Drupal Release: 9.4.7

TL;DR

Drupal 9.4.7 is a security release that addresses critical vulnerabilities identified in SA-CORE-2022-016. This update is essential for all Drupal 9.4.x sites to protect against potential security exploits. The release contains security patches with minimal code changes (278 additions, 18 deletions across 11 files) and no new features or functionality changes.

Highlight of the Release

• Critical security update addressing vulnerabilities detailed in SA-CORE-2022-016
• Minimal code changes focused specifically on security fixes
• Collaborative security patch developed by multiple core contributors

Migration Guide

No migration steps are required for this security update. The update focuses on security fixes that don't change APIs or functionality.

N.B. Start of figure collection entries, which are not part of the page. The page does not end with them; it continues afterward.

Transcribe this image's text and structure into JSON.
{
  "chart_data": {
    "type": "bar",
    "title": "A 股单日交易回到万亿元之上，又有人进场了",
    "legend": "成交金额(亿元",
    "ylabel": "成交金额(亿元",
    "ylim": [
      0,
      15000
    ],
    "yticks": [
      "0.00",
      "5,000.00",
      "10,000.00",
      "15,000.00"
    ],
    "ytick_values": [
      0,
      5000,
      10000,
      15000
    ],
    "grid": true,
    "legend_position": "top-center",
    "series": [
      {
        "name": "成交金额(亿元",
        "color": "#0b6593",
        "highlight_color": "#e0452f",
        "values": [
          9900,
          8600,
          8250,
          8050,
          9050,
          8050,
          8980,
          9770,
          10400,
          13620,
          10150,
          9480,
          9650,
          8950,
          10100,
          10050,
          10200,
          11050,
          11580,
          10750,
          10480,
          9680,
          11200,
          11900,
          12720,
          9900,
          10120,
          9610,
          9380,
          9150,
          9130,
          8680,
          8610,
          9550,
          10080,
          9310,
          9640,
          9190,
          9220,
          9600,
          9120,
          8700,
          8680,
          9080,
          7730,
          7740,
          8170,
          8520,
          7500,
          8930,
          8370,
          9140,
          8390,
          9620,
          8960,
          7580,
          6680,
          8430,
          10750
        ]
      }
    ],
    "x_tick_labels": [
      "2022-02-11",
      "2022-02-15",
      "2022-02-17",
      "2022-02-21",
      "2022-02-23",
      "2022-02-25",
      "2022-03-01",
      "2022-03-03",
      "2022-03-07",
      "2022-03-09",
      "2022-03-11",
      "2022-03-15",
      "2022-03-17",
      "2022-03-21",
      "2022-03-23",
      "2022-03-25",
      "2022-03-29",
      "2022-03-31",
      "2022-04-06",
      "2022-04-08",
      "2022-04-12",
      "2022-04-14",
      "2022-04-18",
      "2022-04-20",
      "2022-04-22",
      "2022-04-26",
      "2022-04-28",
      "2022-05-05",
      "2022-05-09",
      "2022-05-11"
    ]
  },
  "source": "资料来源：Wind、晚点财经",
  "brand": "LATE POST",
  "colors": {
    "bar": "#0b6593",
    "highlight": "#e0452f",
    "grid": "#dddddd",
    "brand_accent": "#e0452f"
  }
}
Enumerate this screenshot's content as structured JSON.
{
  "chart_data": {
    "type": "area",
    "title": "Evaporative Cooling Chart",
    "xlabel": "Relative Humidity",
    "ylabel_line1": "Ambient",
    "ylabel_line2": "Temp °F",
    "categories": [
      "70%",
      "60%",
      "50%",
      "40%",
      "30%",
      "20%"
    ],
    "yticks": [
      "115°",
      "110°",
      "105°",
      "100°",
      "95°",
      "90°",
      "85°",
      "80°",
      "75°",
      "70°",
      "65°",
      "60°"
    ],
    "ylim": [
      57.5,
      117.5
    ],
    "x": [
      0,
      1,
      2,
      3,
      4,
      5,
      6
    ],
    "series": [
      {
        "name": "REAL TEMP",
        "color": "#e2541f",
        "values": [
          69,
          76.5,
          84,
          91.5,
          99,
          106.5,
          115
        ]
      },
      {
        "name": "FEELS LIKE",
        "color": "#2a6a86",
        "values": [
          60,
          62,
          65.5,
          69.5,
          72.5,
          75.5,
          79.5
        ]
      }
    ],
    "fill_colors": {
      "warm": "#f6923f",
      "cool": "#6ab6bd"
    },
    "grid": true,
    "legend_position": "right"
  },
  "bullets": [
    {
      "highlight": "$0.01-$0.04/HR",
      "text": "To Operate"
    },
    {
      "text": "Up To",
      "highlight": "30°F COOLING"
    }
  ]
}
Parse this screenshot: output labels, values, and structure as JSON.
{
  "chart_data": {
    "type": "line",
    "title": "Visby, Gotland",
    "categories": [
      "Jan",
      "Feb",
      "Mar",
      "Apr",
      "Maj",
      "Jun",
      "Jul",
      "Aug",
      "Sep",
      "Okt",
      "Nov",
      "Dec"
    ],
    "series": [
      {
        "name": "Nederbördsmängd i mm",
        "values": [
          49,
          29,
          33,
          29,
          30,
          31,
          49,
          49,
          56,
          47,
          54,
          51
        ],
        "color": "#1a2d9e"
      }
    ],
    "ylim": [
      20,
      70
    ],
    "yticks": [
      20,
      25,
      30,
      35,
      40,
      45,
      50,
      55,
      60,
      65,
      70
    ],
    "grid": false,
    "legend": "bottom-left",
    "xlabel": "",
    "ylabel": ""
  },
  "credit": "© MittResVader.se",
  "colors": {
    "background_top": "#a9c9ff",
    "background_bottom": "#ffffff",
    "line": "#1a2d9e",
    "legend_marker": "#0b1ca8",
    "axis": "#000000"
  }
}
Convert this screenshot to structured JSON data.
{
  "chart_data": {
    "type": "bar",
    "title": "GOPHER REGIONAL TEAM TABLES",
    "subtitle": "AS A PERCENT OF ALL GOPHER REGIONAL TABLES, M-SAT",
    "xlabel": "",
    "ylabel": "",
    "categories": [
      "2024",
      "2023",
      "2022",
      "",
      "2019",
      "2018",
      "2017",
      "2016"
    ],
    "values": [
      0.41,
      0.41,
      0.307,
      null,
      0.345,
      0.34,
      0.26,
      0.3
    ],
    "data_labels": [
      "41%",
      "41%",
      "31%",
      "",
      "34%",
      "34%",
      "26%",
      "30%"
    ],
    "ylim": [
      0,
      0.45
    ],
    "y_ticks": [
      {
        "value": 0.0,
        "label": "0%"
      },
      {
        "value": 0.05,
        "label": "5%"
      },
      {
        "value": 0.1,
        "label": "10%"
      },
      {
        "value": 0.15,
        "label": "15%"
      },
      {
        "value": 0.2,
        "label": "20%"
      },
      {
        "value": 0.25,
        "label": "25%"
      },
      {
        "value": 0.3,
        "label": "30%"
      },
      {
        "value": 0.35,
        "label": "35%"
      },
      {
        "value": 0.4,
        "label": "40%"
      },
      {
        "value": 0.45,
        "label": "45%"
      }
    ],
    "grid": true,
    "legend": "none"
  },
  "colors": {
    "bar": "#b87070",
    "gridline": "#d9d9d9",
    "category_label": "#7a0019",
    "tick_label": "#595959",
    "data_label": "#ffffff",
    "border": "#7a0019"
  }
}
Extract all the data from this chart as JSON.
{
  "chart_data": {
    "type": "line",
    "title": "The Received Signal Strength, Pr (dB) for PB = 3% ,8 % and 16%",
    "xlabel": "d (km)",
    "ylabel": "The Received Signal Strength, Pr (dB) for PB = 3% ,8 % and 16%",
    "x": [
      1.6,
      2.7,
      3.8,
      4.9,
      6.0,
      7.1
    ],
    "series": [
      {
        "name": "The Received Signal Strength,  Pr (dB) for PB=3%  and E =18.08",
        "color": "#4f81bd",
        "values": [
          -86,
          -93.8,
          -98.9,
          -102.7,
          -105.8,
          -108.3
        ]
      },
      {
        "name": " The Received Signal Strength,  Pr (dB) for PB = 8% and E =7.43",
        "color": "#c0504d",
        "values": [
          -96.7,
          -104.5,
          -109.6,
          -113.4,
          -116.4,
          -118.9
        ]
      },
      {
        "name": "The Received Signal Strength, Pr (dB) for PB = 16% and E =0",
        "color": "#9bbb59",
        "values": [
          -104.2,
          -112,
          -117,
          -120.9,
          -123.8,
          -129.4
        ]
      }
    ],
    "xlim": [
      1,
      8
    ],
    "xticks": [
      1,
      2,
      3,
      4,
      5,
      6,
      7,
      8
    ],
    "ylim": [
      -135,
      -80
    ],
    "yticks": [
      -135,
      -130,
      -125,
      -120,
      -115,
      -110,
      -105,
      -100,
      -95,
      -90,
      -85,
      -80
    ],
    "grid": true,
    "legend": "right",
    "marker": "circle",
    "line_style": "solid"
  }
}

Standard update procedures apply:

1. Back up your database and site files before updating
2. Update Drupal core using your preferred method (Composer, Drush, or manual update)
3. Run the database updates by visiting /update.php or using Drush
4. Clear caches

For detailed instructions on updating Drupal core, refer to the official documentation.

Upgrade Recommendations

Immediate upgrade strongly recommended

All sites running Drupal 9.4.x should update to Drupal 9.4.7 immediately to address the security vulnerabilities. This is a critical security release that fixes issues that could potentially be exploited by malicious actors.

If you are running an earlier version of Drupal (9.3.x or earlier), you should update to the latest secure version for your branch or consider upgrading to 9.4.7 if feasible for your site.

The security fixes in this release are targeted and minimal, making this update relatively low-risk from an implementation standpoint.

Bug Fixes

This release primarily contains security fixes rather than regular bug fixes. The changes are specifically targeted at addressing the security vulnerabilities outlined in the SA-CORE-2022-016 security advisory. For details about the specific vulnerabilities fixed, refer to the official security advisory.

New Features

No new features were introduced in this release. Drupal 9.4.7 is strictly a security update that addresses vulnerabilities without adding functionality.

Security Updates

This release addresses critical security vulnerabilities detailed in SA-CORE-2022-016. The security team and core contributors collaborated to develop and implement fixes for these issues. The specific nature of the vulnerabilities is documented in the security advisory, which should be consulted for detailed information about the security implications and the fixes implemented.

The security patches were contributed by multiple core team members including fabpot, nicolas.grekas, xjm, lauriii, alexpott, Berdir, larowlan, catch, longwave, cilefen, james.williams, and benjifisher.

Performance Improvements

No specific performance improvements were included in this release. The focus was exclusively on addressing security vulnerabilities.

Impact Summary

Drupal 9.4.7 is a security-focused release that addresses critical vulnerabilities without changing functionality or APIs. The impact is primarily positive as it improves the security posture of Drupal sites without introducing breaking changes.

The security fixes involve changes to 11 files with 278 additions and 18 deletions, indicating targeted patches rather than extensive rewrites. The collaborative nature of the fix, with contributions from 12 core team members, suggests a thorough review and testing process.

While the update itself is low-risk from a functionality perspective, the security vulnerabilities being addressed pose a significant risk to unpatched sites. Therefore, the overall impact of applying this update is a substantial improvement to site security with minimal risk of disruption to existing functionality.